Man Booker Prize 2011: Twitter ‘stopping children reading’, says judge Dame Stella Rimington

Filed under: Media — Tags: , , , , , , — Bookblurb @ 5:15 am

Children spend so much time on Twitter and mobile phones that they are losing their love of novels and reading less, the chair of the Man Booker Prize for Fiction has warned.

By Tim Ross

Dame Stella Rimington Photo: EPA/ANGEL DIAZ

Dame Stella Rimington, the former head of MI5, said she was concerned that pupils were missing out on the pleasure of books as electronic communications increasingly dominate their lives.

The judges yesterday announced this year’s longlist of 13 novels, including one of the shortest books ever selected for the 42-year-old award, four first-time novelists and one previous winner.

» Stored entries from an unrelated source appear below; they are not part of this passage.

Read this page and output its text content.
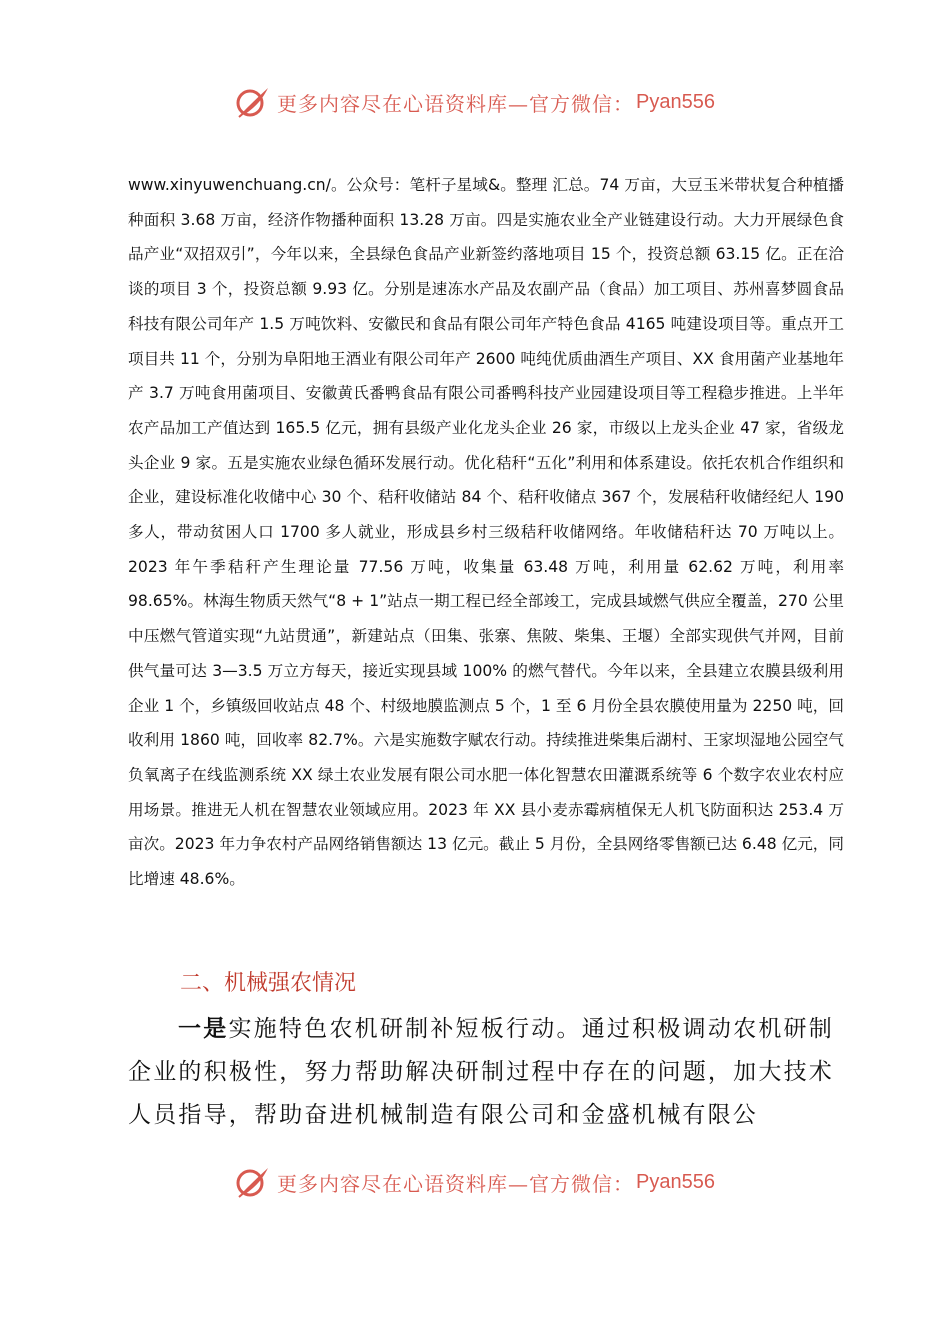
更多内容尽在心语资料库—官方微信： Pyan556

www.xinyuwenchuang.cn/。公众号：笔杆子星域&。整理 汇总。74 万亩，大豆玉米带状复合种植播种面积 3.68 万亩，经济作物播种面积 13.28 万亩。四是实施农业全产业链建设行动。大力开展绿色食品产业“双招双引”，今年以来，全县绿色食品产业新签约落地项目 15 个，投资总额 63.15 亿。正在洽谈的项目 3 个，投资总额 9.93 亿。分别是速冻水产品及农副产品（食品）加工项目、苏州喜梦圆食品科技有限公司年产 1.5 万吨饮料、安徽民和食品有限公司年产特色食品 4165 吨建设项目等。重点开工项目共 11 个，分别为阜阳地王酒业有限公司年产 2600 吨纯优质曲酒生产项目、XX 食用菌产业基地年产 3.7 万吨食用菌项目、安徽黄氏番鸭食品有限公司番鸭科技产业园建设项目等工程稳步推进。上半年农产品加工产值达到 165.5 亿元，拥有县级产业化龙头企业 26 家，市级以上龙头企业 47 家，省级龙头企业 9 家。五是实施农业绿色循环发展行动。优化秸秆“五化”利用和体系建设。依托农机合作组织和企业，建设标准化收储中心 30 个、秸秆收储站 84 个、秸秆收储点 367 个，发展秸秆收储经纪人 190 多人，带动贫困人口 1700 多人就业，形成县乡村三级秸秆收储网络。年收储秸秆达 70 万吨以上。2023 年午季秸秆产生理论量 77.56 万吨，收集量 63.48 万吨，利用量 62.62 万吨，利用率 98.65%。林海生物质天然气“8 + 1”站点一期工程已经全部竣工，完成县域燃气供应全覆盖，270 公里中压燃气管道实现“九站贯通”，新建站点（田集、张寨、焦陂、柴集、王堰）全部实现供气并网，目前供气量可达 3—3.5 万立方每天，接近实现县域 100% 的燃气替代。今年以来，全县建立农膜县级利用企业 1 个，乡镇级回收站点 48 个、村级地膜监测点 5 个，1 至 6 月份全县农膜使用量为 2250 吨，回收利用 1860 吨，回收率 82.7%。六是实施数字赋农行动。持续推进柴集后湖村、王家坝湿地公园空气负氧离子在线监测系统 XX 绿土农业发展有限公司水肥一体化智慧农田灌溉系统等 6 个数字农业农村应用场景。推进无人机在智慧农业领域应用。2023 年 XX 县小麦赤霉病植保无人机飞防面积达 253.4 万亩次。2023 年力争农村产品网络销售额达 13 亿元。截止 5 月份，全县网络零售额已达 6.48 亿元，同比增速 48.6%。

二、机械强农情况

一是实施特色农机研制补短板行动。通过积极调动农机研制企业的积极性，努力帮助解决研制过程中存在的问题，加大技术人员指导，帮助奋进机械制造有限公司和金盛机械有限公

更多内容尽在心语资料库—官方微信： Pyan556
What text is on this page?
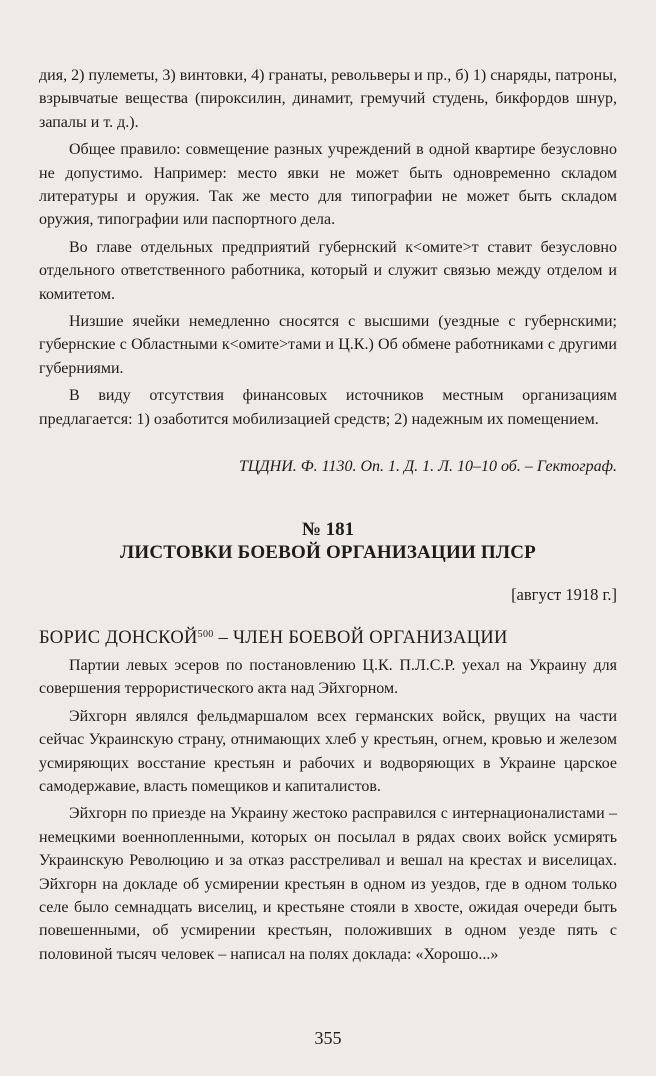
дия, 2) пулеметы, 3) винтовки, 4) гранаты, револьверы и пр., б) 1) снаряды, патроны, взрывчатые вещества (пироксилин, динамит, гремучий студень, бикфордов шнур, запалы и т. д.).

Общее правило: совмещение разных учреждений в одной квартире безусловно не допустимо. Например: место явки не может быть одновременно складом литературы и оружия. Так же место для типографии не может быть складом оружия, типографии или паспортного дела.

Во главе отдельных предприятий губернский к<омите>т ставит безусловно отдельного ответственного работника, который и служит связью между отделом и комитетом.

Низшие ячейки немедленно сносятся с высшими (уездные с губернскими; губернские с Областными к<омите>тами и Ц.К.) Об обмене работниками с другими губерниями.

В виду отсутствия финансовых источников местным организациям предлагается: 1) озаботится мобилизацией средств; 2) надежным их помещением.

ТЦДНИ. Ф. 1130. Оп. 1. Д. 1. Л. 10–10 об. – Гектограф.
№ 181
ЛИСТОВКИ БОЕВОЙ ОРГАНИЗАЦИИ ПЛСР
[август 1918 г.]
БОРИС ДОНСКОЙ$^{500}$ – ЧЛЕН БОЕВОЙ ОРГАНИЗАЦИИ

Партии левых эсеров по постановлению Ц.К. П.Л.С.Р. уехал на Украину для совершения террористического акта над Эйхгорном.

Эйхгорн являлся фельдмаршалом всех германских войск, рвущих на части сейчас Украинскую страну, отнимающих хлеб у крестьян, огнем, кровью и железом усмиряющих восстание крестьян и рабочих и водворяющих в Украине царское самодержавие, власть помещиков и капиталистов.

Эйхгорн по приезде на Украину жестоко расправился с интернационалистами – немецкими военнопленными, которых он посылал в рядах своих войск усмирять Украинскую Революцию и за отказ расстреливал и вешал на крестах и виселицах. Эйхгорн на докладе об усмирении крестьян в одном из уездов, где в одном только селе было семнадцать виселиц, и крестьяне стояли в хвосте, ожидая очереди быть повешенными, об усмирении крестьян, положивших в одном уезде пять с половиной тысяч человек – написал на полях доклада: «Хорошо...»

355
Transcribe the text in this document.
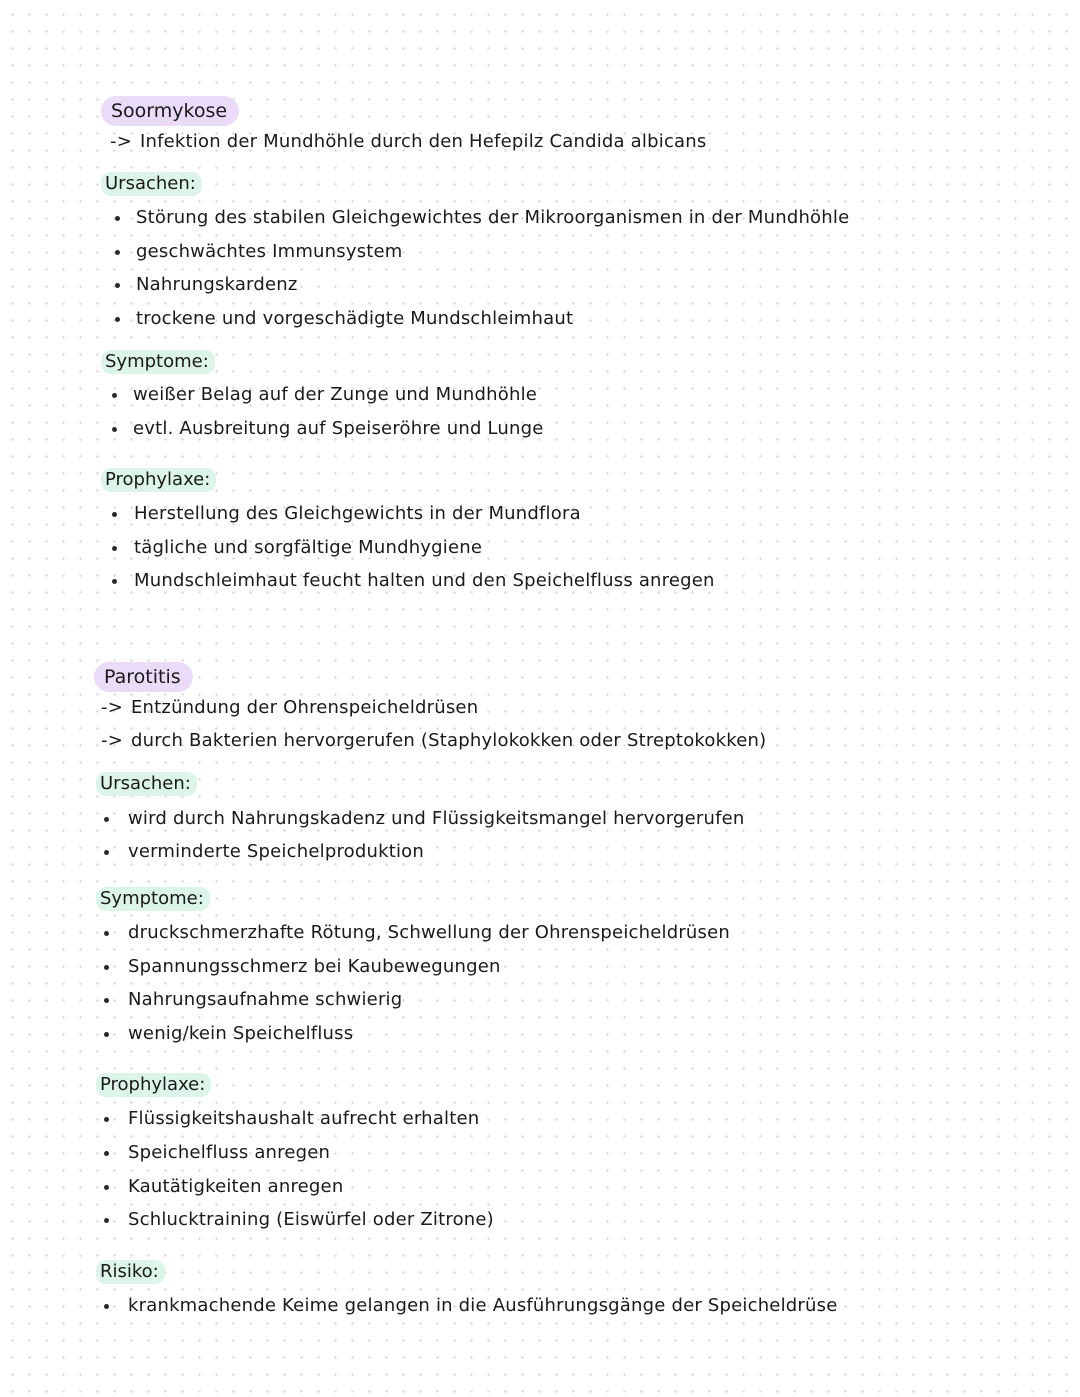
Soormykose
-> Infektion der Mundhöhle durch den Hefepilz Candida albicans
Ursachen:
Störung des stabilen Gleichgewichtes der Mikroorganismen in der Mundhöhle
geschwächtes Immunsystem
Nahrungskardenz
trockene und vorgeschädigte Mundschleimhaut
Symptome:
weißer Belag auf der Zunge und Mundhöhle
evtl. Ausbreitung auf Speiseröhre und Lunge
Prophylaxe:
Herstellung des Gleichgewichts in der Mundflora
tägliche und sorgfältige Mundhygiene
Mundschleimhaut feucht halten und den Speichelfluss anregen
Parotitis
-> Entzündung der Ohrenspeicheldrüsen
-> durch Bakterien hervorgerufen (Staphylokokken oder Streptokokken)
Ursachen:
wird durch Nahrungskadenz und Flüssigkeitsmangel hervorgerufen
verminderte Speichelproduktion
Symptome:
druckschmerzhafte Rötung, Schwellung der Ohrenspeicheldrüsen
Spannungsschmerz bei Kaubewegungen
Nahrungsaufnahme schwierig
wenig/kein Speichelfluss
Prophylaxe:
Flüssigkeitshaushalt aufrecht erhalten
Speichelfluss anregen
Kautätigkeiten anregen
Schlucktraining (Eiswürfel oder Zitrone)
Risiko:
krankmachende Keime gelangen in die Ausführungsgänge der Speicheldrüse
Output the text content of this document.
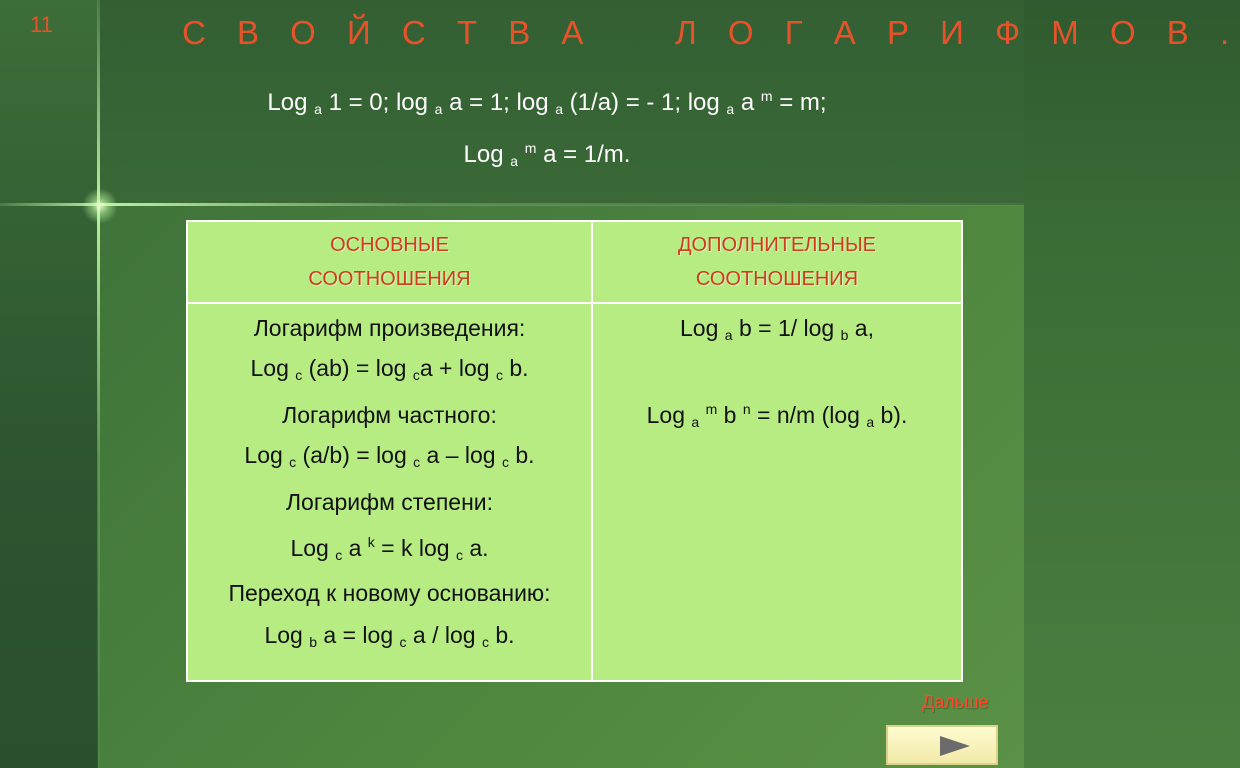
11	С В О Й С Т В А    Л О Г А Р И Ф М О В .
Log $_a$ 1 = 0; log $_a$ a = 1; log $_a$ (1/a) = - 1; log $_a$ a $^m$ = m;
Log $_a$ $^m$ a = 1/m.
ОСНОВНЫЕ
СООТНОШЕНИЯ
ДОПОЛНИТЕЛЬНЫЕ
СООТНОШЕНИЯ
Логарифм произведения:
Log $_c$ (ab) = log $_c$a + log $_c$ b.
Логарифм частного:
Log $_c$ (a/b) = log $_c$ a – log $_c$ b.
Логарифм степени:
Log $_c$ a $^k$ = k log $_c$ a.
Переход к новому основанию:
Log $_b$ a = log $_c$ a / log $_c$ b.
Log $_a$ b = 1/ log $_b$ a,
Log $_a$ $^m$ b $^n$ = n/m (log $_a$ b).
Дальше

Dame Stella said that while she was confident a market for fiction would still exist in 100 years, she feared many children were not growing up to be book lovers. “I think much of the Twittering and emailing and texting and all that sort of stuff that children go in for now may be taking their eyes off reading fiction. When I was young we read more than the average child reads now.”

Teachers needed to find ways to instil a love of fiction in children, she said, although electronic “reader” devices that can store hundreds of books and newspapers, such as the Amazon Kindle, “could help turn the tide”.